Jim Ritterbusch of Ritterbusch and Associates sees the primary price driver to be the dynamic of “deficit contraction in large chunks” and suggests that will make for a trading environment in which “failed price rallies as seen [Monday] will be developing with increasing frequency.

“Although this market saw an unusually wide trading range of more than 12 cents [Monday], it didn’t stray from unchanged levels. And although downside follow-through was negligible after posting fresh eight-month lows, we are still viewing the chart picture as bearish with [Monday’s] action reinforcing our expectations for a decline to the $3.60 area.

“Weekend updates to the short-term temperature views continue to favor unusually cool trends especially within the six-10 day time frame. Deviations from normal of at least 9-10 degrees were expected in some regions. And while the more extended views across next week are showing patterns closer to normal, trends still appear conducive toward some strong storage builds for at least another three EIA reports. Thursday’s release should show an upswing larger than the prior week and at least double the five-year average.”

He said his firm’s expected 97 Bcf storage inventory increase would exceed last year by some 40 Bcf.

Today’s expiration of the August contract is anticipated to show further contango expansion, an indication of a well if not oversupplied market, “with August possibly going off the board at more than a 2-cent discount to the September contract,” Ritterbusch said.

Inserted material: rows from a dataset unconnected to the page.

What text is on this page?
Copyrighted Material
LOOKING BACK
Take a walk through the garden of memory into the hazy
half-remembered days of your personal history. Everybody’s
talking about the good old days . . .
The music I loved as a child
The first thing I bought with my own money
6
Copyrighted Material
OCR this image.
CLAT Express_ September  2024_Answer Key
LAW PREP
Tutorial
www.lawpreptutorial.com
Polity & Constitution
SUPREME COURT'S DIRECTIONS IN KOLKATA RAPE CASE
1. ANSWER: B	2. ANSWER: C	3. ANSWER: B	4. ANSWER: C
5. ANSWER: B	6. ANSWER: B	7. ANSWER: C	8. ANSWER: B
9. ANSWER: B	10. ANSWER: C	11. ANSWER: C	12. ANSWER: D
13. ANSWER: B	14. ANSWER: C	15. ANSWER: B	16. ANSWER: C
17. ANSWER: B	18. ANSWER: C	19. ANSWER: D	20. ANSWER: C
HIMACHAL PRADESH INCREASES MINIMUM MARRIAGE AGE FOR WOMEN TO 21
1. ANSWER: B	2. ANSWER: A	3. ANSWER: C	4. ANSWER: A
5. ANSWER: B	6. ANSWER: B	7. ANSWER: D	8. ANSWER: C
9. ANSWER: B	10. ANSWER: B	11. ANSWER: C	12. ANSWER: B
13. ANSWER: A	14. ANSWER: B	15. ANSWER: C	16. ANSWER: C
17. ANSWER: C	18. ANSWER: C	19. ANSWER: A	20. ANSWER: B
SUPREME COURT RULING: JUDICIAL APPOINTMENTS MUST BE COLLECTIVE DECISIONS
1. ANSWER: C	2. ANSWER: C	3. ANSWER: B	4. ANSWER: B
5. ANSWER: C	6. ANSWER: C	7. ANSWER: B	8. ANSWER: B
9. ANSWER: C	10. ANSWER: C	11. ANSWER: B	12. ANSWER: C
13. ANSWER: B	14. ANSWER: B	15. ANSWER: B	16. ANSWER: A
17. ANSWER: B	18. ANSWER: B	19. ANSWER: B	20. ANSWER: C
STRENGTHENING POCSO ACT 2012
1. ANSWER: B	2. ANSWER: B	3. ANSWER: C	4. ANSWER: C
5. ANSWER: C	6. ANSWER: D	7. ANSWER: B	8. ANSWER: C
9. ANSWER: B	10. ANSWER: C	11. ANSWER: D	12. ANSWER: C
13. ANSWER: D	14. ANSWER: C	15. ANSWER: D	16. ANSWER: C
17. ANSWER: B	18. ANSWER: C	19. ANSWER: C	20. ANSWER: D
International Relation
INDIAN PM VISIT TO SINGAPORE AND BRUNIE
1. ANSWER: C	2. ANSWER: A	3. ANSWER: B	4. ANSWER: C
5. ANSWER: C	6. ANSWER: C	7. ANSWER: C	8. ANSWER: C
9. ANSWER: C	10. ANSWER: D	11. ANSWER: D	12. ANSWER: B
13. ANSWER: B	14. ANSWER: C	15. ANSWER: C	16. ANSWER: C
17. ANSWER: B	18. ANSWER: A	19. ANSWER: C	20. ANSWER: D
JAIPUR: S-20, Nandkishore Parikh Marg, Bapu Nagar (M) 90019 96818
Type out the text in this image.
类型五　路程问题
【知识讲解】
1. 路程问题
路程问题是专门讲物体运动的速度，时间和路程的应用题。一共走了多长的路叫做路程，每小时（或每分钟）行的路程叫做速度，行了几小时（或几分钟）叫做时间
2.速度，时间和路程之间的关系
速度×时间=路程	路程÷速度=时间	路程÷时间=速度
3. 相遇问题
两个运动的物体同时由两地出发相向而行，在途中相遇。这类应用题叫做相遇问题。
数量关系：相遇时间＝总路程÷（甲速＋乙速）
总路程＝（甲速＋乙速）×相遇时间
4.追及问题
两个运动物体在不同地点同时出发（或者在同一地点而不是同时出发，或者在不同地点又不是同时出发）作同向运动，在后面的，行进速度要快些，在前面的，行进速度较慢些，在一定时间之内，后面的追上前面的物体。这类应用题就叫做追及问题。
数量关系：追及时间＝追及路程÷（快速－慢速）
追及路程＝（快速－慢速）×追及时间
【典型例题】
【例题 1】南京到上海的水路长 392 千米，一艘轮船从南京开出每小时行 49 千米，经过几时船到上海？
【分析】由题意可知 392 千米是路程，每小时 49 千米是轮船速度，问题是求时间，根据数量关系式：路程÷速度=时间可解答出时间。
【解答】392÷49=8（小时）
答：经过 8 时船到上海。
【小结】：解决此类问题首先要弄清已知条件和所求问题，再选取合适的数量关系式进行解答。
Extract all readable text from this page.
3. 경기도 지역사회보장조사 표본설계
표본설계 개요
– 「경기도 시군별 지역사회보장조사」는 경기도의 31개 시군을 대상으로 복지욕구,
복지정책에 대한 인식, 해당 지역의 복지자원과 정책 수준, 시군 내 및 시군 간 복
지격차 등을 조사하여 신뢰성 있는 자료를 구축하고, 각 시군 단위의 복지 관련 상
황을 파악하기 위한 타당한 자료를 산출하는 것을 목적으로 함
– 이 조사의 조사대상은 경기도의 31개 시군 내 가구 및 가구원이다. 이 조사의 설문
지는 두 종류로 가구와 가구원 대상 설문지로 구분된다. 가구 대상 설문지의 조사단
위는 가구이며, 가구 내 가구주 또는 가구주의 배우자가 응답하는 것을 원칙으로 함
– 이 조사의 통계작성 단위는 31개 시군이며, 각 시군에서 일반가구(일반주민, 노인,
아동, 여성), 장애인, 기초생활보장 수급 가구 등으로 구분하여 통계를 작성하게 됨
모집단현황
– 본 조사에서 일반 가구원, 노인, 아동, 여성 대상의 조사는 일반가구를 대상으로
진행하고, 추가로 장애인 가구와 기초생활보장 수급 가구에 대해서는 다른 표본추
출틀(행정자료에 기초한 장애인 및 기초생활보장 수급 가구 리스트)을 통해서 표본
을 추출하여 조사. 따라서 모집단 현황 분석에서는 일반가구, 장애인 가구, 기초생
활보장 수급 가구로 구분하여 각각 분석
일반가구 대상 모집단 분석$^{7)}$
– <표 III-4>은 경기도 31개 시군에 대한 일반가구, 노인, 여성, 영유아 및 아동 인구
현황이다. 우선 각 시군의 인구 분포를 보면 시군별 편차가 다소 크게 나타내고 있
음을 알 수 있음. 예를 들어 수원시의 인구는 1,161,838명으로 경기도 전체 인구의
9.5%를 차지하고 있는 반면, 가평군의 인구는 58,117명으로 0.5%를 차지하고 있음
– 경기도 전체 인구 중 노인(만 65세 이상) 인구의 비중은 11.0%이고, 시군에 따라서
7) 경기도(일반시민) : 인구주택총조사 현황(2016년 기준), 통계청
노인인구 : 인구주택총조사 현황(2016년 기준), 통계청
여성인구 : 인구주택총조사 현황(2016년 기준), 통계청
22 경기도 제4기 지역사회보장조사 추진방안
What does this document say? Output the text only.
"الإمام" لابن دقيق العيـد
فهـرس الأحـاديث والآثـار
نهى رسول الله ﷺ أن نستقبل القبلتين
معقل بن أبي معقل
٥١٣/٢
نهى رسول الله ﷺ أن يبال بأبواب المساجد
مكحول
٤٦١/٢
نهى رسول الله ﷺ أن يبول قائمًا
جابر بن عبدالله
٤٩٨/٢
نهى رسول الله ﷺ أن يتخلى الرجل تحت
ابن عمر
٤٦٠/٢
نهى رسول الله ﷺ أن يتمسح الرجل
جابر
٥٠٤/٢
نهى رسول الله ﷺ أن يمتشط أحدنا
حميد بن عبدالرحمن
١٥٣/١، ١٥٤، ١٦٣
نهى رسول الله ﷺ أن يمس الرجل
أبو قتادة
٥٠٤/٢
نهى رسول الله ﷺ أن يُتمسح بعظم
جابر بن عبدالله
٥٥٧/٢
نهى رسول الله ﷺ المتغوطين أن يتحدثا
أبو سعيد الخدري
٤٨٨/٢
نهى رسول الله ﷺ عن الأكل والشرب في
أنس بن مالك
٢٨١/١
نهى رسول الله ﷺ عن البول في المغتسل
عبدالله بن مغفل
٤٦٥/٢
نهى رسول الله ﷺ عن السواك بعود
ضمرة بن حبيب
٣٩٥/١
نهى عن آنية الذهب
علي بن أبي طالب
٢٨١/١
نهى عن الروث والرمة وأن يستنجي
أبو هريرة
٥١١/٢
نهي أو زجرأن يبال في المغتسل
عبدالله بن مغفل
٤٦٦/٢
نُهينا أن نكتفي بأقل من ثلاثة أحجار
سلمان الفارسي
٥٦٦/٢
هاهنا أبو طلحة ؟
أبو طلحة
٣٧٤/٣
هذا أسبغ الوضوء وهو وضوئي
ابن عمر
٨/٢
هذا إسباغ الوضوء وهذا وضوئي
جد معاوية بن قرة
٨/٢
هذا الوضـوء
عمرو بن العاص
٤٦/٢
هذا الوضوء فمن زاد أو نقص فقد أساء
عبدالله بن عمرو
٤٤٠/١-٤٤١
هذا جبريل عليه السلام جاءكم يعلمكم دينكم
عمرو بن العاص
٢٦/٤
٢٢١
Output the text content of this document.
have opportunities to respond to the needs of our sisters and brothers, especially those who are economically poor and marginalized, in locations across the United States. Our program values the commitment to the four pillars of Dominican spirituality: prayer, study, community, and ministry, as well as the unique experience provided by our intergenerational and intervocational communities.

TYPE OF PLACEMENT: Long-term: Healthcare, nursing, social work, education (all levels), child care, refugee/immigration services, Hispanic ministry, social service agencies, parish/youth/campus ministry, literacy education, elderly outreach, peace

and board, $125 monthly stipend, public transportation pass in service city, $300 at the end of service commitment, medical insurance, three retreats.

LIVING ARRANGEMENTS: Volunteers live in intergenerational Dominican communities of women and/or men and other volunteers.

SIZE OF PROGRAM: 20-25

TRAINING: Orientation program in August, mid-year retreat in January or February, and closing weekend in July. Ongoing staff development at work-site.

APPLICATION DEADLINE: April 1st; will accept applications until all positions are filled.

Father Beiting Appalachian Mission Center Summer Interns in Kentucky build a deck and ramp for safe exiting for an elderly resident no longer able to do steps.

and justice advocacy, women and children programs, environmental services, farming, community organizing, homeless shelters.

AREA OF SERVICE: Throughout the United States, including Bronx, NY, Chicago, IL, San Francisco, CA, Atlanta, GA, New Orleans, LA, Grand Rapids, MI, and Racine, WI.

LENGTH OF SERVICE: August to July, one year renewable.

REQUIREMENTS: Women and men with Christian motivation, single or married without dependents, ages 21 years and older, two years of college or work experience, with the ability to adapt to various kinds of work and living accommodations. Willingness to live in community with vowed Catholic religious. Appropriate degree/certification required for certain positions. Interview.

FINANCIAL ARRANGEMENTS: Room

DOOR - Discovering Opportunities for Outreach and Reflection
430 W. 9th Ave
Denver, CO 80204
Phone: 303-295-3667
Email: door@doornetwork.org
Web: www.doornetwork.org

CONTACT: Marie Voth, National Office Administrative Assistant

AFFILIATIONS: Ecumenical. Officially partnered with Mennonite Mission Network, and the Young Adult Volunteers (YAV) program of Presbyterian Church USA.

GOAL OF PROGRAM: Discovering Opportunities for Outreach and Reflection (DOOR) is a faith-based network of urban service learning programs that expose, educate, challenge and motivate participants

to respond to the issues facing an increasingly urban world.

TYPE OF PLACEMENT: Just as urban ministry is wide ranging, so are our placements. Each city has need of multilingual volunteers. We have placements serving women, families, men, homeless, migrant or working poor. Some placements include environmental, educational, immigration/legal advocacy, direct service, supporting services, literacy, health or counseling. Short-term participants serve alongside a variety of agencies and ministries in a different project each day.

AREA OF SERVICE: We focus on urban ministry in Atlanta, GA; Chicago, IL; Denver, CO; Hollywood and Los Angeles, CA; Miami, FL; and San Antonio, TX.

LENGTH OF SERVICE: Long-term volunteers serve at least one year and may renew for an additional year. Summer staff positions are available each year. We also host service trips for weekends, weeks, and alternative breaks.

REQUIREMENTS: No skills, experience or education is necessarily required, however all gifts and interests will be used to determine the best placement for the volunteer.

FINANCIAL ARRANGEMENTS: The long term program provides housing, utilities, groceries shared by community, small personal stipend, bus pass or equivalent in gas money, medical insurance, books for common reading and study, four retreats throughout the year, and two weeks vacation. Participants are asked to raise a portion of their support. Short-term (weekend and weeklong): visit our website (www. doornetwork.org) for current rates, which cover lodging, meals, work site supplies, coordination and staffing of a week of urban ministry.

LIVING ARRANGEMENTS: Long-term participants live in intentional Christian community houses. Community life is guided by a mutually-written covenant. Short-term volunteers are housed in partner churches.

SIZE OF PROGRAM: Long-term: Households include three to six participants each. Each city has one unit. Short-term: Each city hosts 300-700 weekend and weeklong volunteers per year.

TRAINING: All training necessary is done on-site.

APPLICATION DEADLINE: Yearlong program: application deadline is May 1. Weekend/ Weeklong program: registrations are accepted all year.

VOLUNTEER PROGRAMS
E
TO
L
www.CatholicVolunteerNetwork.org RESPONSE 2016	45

Technical analysts offer some hope to the bulls if the market can form a “double bottom” in the $3.65 area. “Can the September contract double bottom into the 3.656-3.582-3.487 zone? If so, we will have a case for a seasonal cycle bottom and an immediate buying opportunity on our hands,” said Brian LaRose, a technical analyst with United ICAP. “If not, the A=C objectives from $6.493 will be our next downside targets. (A)=(C) in percent loss targets $3.225-3.176. (A)=(C) in price loss targets $2.622-2.581.”

The National Hurricane Center has identified a system of showers and thunderstorms moving to the west-northwest 1,600 miles east of the Windward Islands that it says has a 70% chance of developing into a tropical depression in the succeeding 48 hours. “The track takes the storm into the Bahamas, with questionable intensity early next week,” said WeatherBELL’s Joe Bastardi.

In overnight Globex trading, September crude oil shed 92 cents to $100.75/bbl and September RBOB gasoline gained a penny to $2.8394/gal.